All a user has to do is visit the site and pick an event they're interested in attending. If an RSVP or sign up is required, the user will be prompted to do so. Otherwise, the user can show up, get a free, catered meal, and make some new friends. We encourage our users to try new events -- watching the primary debate of an opposing political party or attending the speech of a guest lecturer -- as these experiences are oftentimes free only to a collegiate audience, and might provide a new means of thinking critically or capture a latent curiosity.
How we built it
The web scraper and email processor are both built in Python. The scraper uses the BeautifulSoup library to extract HTML contents from a web version of Dartmouth's listserv in order to find links to listserv emails and the plaintext versions of those messages. The email message processor uses a series of natural language processing (NLP) techniques and libraries to determine if a given email corresponds to a free food event, and if it does, when and where the event will take place.
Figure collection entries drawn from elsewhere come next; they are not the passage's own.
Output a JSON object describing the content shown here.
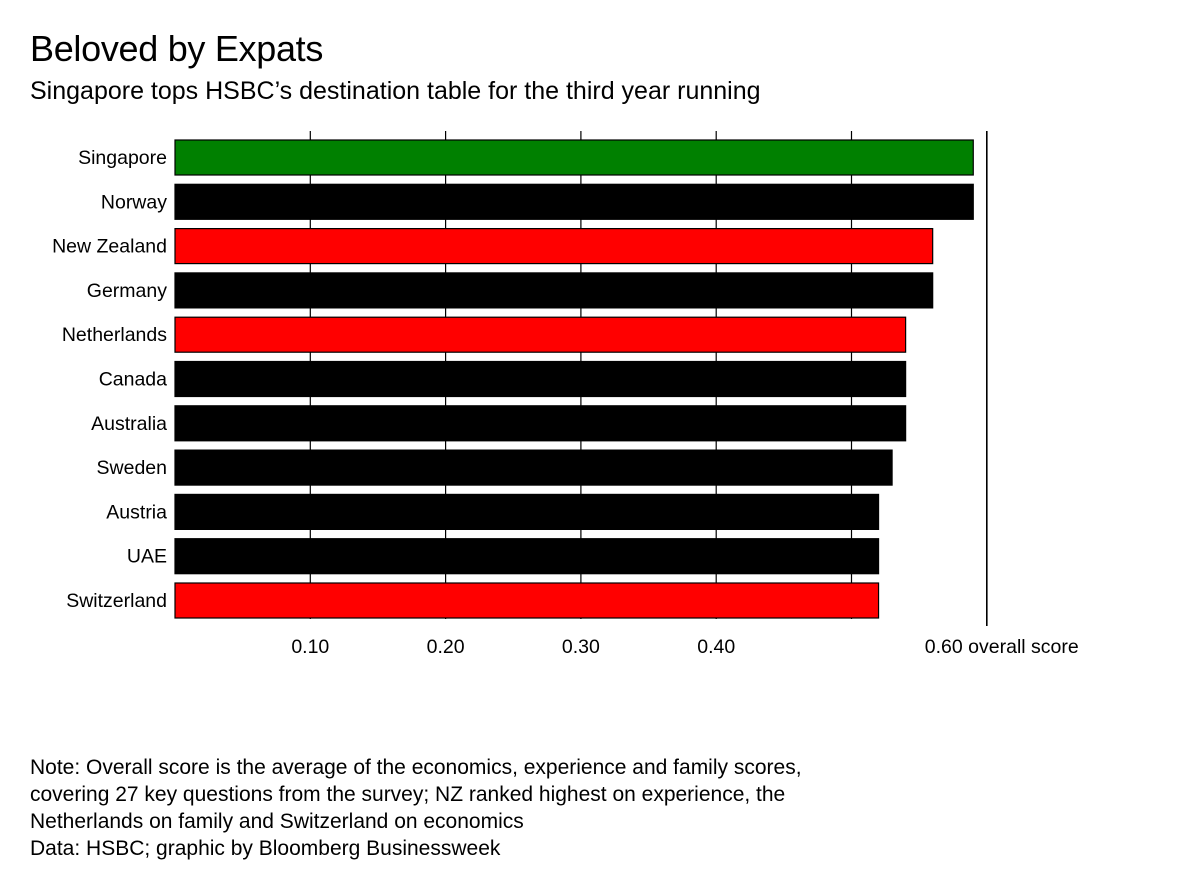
{
  "title": "Beloved by Expats",
  "subtitle": "Singapore tops HSBC’s destination table for the third year running",
  "chart_data": {
    "type": "bar",
    "orientation": "horizontal",
    "categories": [
      "Singapore",
      "Norway",
      "New Zealand",
      "Germany",
      "Netherlands",
      "Canada",
      "Australia",
      "Sweden",
      "Austria",
      "UAE",
      "Switzerland"
    ],
    "values": [
      0.59,
      0.59,
      0.56,
      0.56,
      0.54,
      0.54,
      0.54,
      0.53,
      0.52,
      0.52,
      0.52
    ],
    "bar_colors": [
      "#008000",
      "#000000",
      "#ff0000",
      "#000000",
      "#ff0000",
      "#000000",
      "#000000",
      "#000000",
      "#000000",
      "#000000",
      "#ff0000"
    ],
    "xlim": [
      0,
      0.6
    ],
    "xticks": [
      0.1,
      0.2,
      0.3,
      0.4,
      0.5,
      0.6
    ],
    "xtick_labels": [
      "0.10",
      "0.20",
      "0.30",
      "0.40",
      "",
      "0.60 overall score"
    ],
    "grid": true
  },
  "note": {
    "lines": [
      "Note: Overall score is the average of the economics, experience and family scores,",
      "covering 27 key questions from the survey; NZ ranked highest on experience, the",
      "Netherlands on family and Switzerland on economics",
      "Data: HSBC; graphic by Bloomberg Businessweek"
    ]
  }
}
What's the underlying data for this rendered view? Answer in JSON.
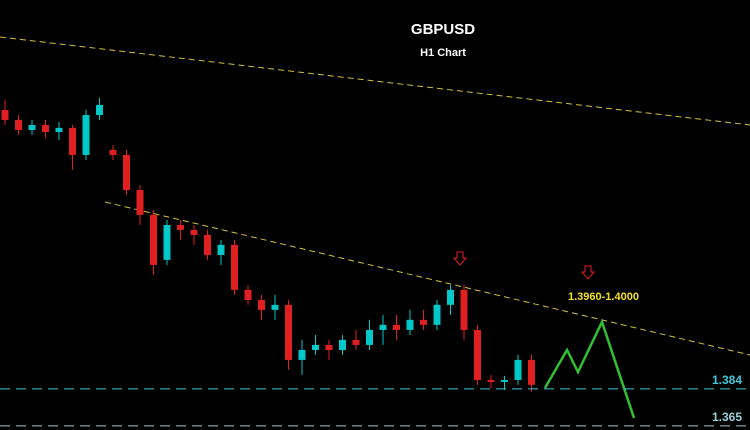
{
  "chart_data": {
    "type": "candlestick",
    "title": "GBPUSD",
    "subtitle": "H1 Chart",
    "annotation": "1.3960-1.4000",
    "up_color": "#00c8c8",
    "down_color": "#e02020",
    "ylim": [
      1.3629,
      1.5838
    ],
    "open": [
      1.5273,
      1.5222,
      1.517,
      1.5196,
      1.516,
      1.5181,
      1.5042,
      1.5247,
      1.5068,
      1.5042,
      1.4862,
      1.4734,
      1.4503,
      1.4682,
      1.4657,
      1.4631,
      1.4528,
      1.458,
      1.4349,
      1.4297,
      1.4246,
      1.4272,
      1.3989,
      1.404,
      1.4066,
      1.404,
      1.4092,
      1.4066,
      1.4143,
      1.4169,
      1.4143,
      1.4195,
      1.4169,
      1.4272,
      1.4349,
      1.4143,
      1.3886,
      1.3876,
      1.3886,
      1.3989
    ],
    "high": [
      1.5324,
      1.5247,
      1.5222,
      1.5222,
      1.5211,
      1.5196,
      1.5273,
      1.5335,
      1.5093,
      1.5068,
      1.4888,
      1.4759,
      1.4708,
      1.4708,
      1.4682,
      1.4657,
      1.4605,
      1.4605,
      1.4374,
      1.4323,
      1.4323,
      1.4297,
      1.4092,
      1.4117,
      1.4092,
      1.4117,
      1.4143,
      1.4195,
      1.422,
      1.422,
      1.4246,
      1.4246,
      1.4297,
      1.4374,
      1.4374,
      1.4169,
      1.3912,
      1.3907,
      1.4015,
      1.4015
    ],
    "low": [
      1.5196,
      1.5145,
      1.5145,
      1.5129,
      1.5119,
      1.4965,
      1.5016,
      1.5222,
      1.5016,
      1.4836,
      1.4682,
      1.4426,
      1.4477,
      1.4605,
      1.458,
      1.4503,
      1.4477,
      1.4323,
      1.4272,
      1.4195,
      1.4195,
      1.3938,
      1.3912,
      1.4015,
      1.3989,
      1.4015,
      1.404,
      1.404,
      1.4066,
      1.4092,
      1.4117,
      1.4143,
      1.4143,
      1.422,
      1.4092,
      1.3861,
      1.3845,
      1.3835,
      1.3861,
      1.3825
    ],
    "close": [
      1.5222,
      1.517,
      1.5196,
      1.516,
      1.5181,
      1.5042,
      1.5247,
      1.5299,
      1.5042,
      1.4862,
      1.4734,
      1.4477,
      1.4682,
      1.4657,
      1.4631,
      1.4528,
      1.458,
      1.4349,
      1.4297,
      1.4246,
      1.4272,
      1.3989,
      1.404,
      1.4066,
      1.404,
      1.4092,
      1.4066,
      1.4143,
      1.4169,
      1.4143,
      1.4195,
      1.4169,
      1.4272,
      1.4349,
      1.4143,
      1.3886,
      1.3876,
      1.3886,
      1.3989,
      1.3861
    ],
    "levels": [
      {
        "value": 1.384,
        "color": "#40c8d8"
      },
      {
        "value": 1.365,
        "color": "#9ad0d8"
      }
    ]
  }
}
The website is built with an HTML frontend and a PHP/MySQL backend. The Python scraper and processor upload parsed free food events to the MySQL database, which is then rendered by the frontend Noshocracy web app.
Challenges we ran into
Extracting date and time information from listserv emails was extremely challenging. Even modern NLP libraries are not sophisticated enough to deal with context awareness for date and time information, especially since listserv messages tend not to follow traditional English grammar rules. Because the CAMPUS-EVENTS listserv is the only way for clubs to directly reach students online, the emails are designed to be fun-looking and vibrant, but therefore tend not to follow the structure of a typical email.
As a result, we spent a great deal of time devising methods to overcome this problem. We started by tokenizing each plaintext email and removing stop words that seemed to hold little relevance to the content of the message. We then also determined noun phrases (combinations of two or more nouns), or sets of nouns that should be grouped together. We finished the pre-processing of data by removing extraneous numbers that could interfere with datetime extraction, by using a heuristic method of removing numbers if other numbers were not nearby in the sentence. We found this to be viable since numbers would normally be clumped together to represent a particular date or time, and a number on its own to represent a student's class year, for example, would be unlikely to appear near that specifying the day of the month.
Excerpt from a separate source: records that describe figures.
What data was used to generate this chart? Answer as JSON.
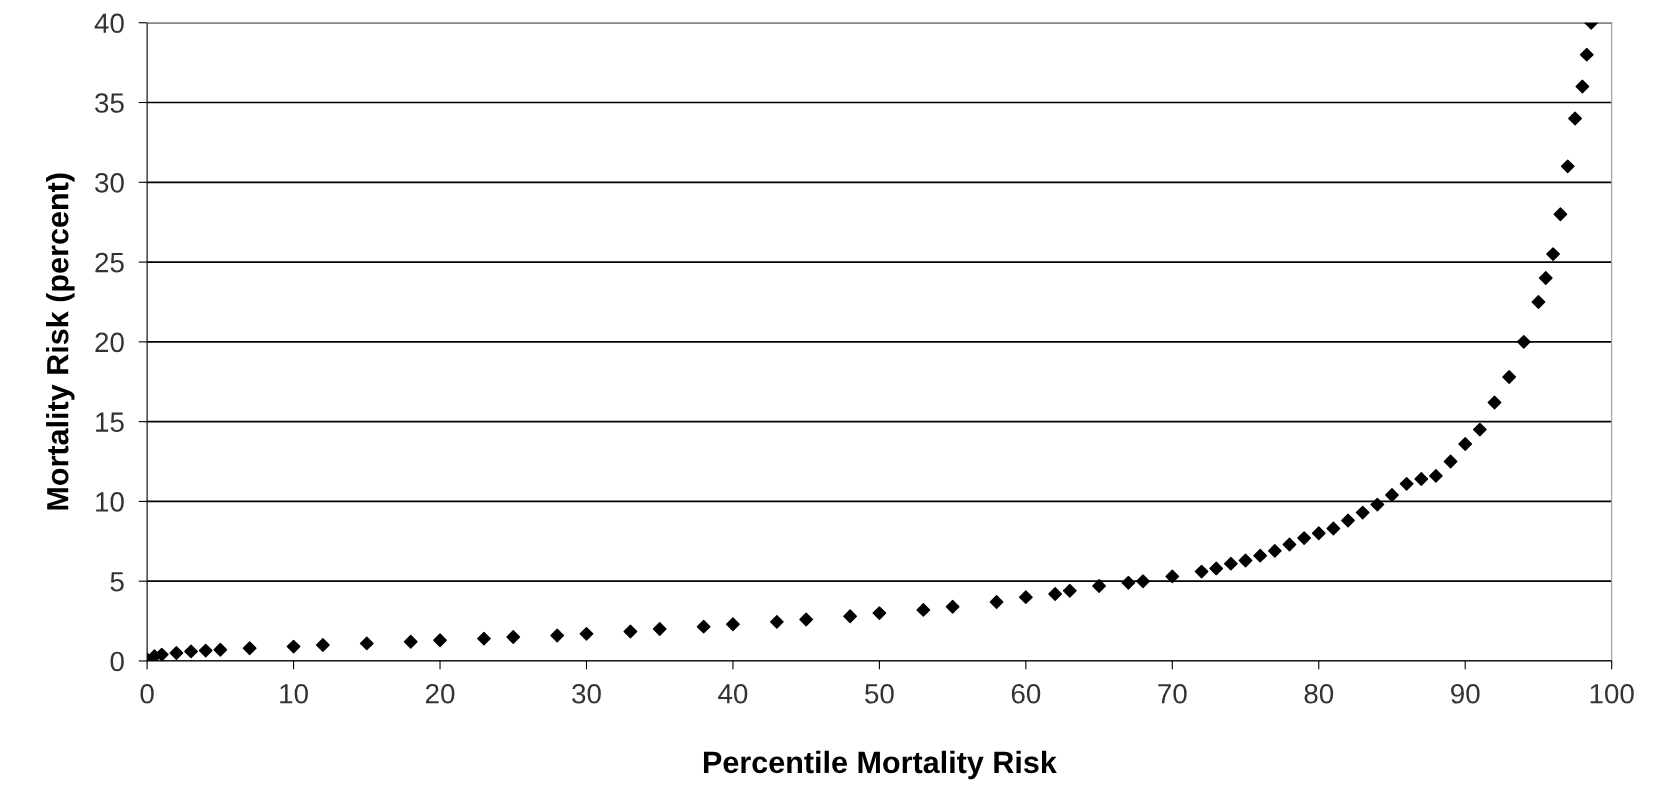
{
  "chart_data": {
    "type": "scatter",
    "xlabel": "Percentile Mortality Risk",
    "ylabel": "Mortality Risk (percent)",
    "x": [
      0,
      0.5,
      1,
      2,
      3,
      4,
      5,
      7,
      10,
      12,
      15,
      18,
      20,
      23,
      25,
      28,
      30,
      33,
      35,
      38,
      40,
      43,
      45,
      48,
      50,
      53,
      55,
      58,
      60,
      62,
      63,
      65,
      67,
      68,
      70,
      72,
      73,
      74,
      75,
      76,
      77,
      78,
      79,
      80,
      81,
      82,
      83,
      84,
      85,
      86,
      87,
      88,
      89,
      90,
      91,
      92,
      93,
      94,
      95,
      95.5,
      96,
      96.5,
      97,
      97.5,
      98,
      98.3,
      98.6
    ],
    "values": [
      0.1,
      0.3,
      0.4,
      0.5,
      0.6,
      0.65,
      0.7,
      0.8,
      0.9,
      1.0,
      1.1,
      1.2,
      1.3,
      1.4,
      1.5,
      1.6,
      1.7,
      1.85,
      2.0,
      2.15,
      2.3,
      2.45,
      2.6,
      2.8,
      3.0,
      3.2,
      3.4,
      3.7,
      4.0,
      4.2,
      4.4,
      4.7,
      4.9,
      5.0,
      5.3,
      5.6,
      5.8,
      6.1,
      6.3,
      6.6,
      6.9,
      7.3,
      7.7,
      8.0,
      8.3,
      8.8,
      9.3,
      9.8,
      10.4,
      11.1,
      11.4,
      11.6,
      12.5,
      13.6,
      14.5,
      16.2,
      17.8,
      20.0,
      22.5,
      24.0,
      25.5,
      28.0,
      31.0,
      34.0,
      36.0,
      38.0,
      40.0
    ],
    "color": "#000000",
    "marker": "diamond",
    "xlim": [
      0,
      100
    ],
    "xticks": [
      0,
      10,
      20,
      30,
      40,
      50,
      60,
      70,
      80,
      90,
      100
    ],
    "ylim": [
      0,
      40
    ],
    "yticks": [
      0,
      5,
      10,
      15,
      20,
      25,
      30,
      35,
      40
    ],
    "grid": "y",
    "legend": false
  }
}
Accomplishments that we're proud of
We are very proud that we were able to build a date and location parser with minimal NLP experience and still achieve upwards of 80% accuracy on the data we were able to extract -- all in under 24 hours!
We feel that we can refine our email processing techniques and the frontend web app going forward to create a robust user experience.
What we learned
NLP requires a strong understanding of the data you are working with. In order for us to get the date and time accuracy that we did, we had to refine our algorithm extensively in order to extract and parse the data that truly mattered.
It was also our first time working with PHP and MySQL in depth, so that provided some good experience! (... even if we spent about an hour trying to figure out how to adjust the chmod folder permissions to get the PHP script to load...)
What's next for Noshocracy
There's a lot more we hope to implement going forward.
Jonathan has already started building a basic user login and authentication system so users can create unique profiles on the site. We hope this will allow users to also submit free food information they come across, like if someone has extra pizza to share at the Cube. Additionally, we would like to implement a reddit-like upvote/downvote system through which users can rate the quality of events so fellow users can make informed choices about what they would like to attend.
We also plan to continue refining the scraping and NLP scripts to improve efficiency and accuracy, and ultimately configure the scripts to run on a server, such that new free food events can be added to the site every time a new listserv blast is distributed to students.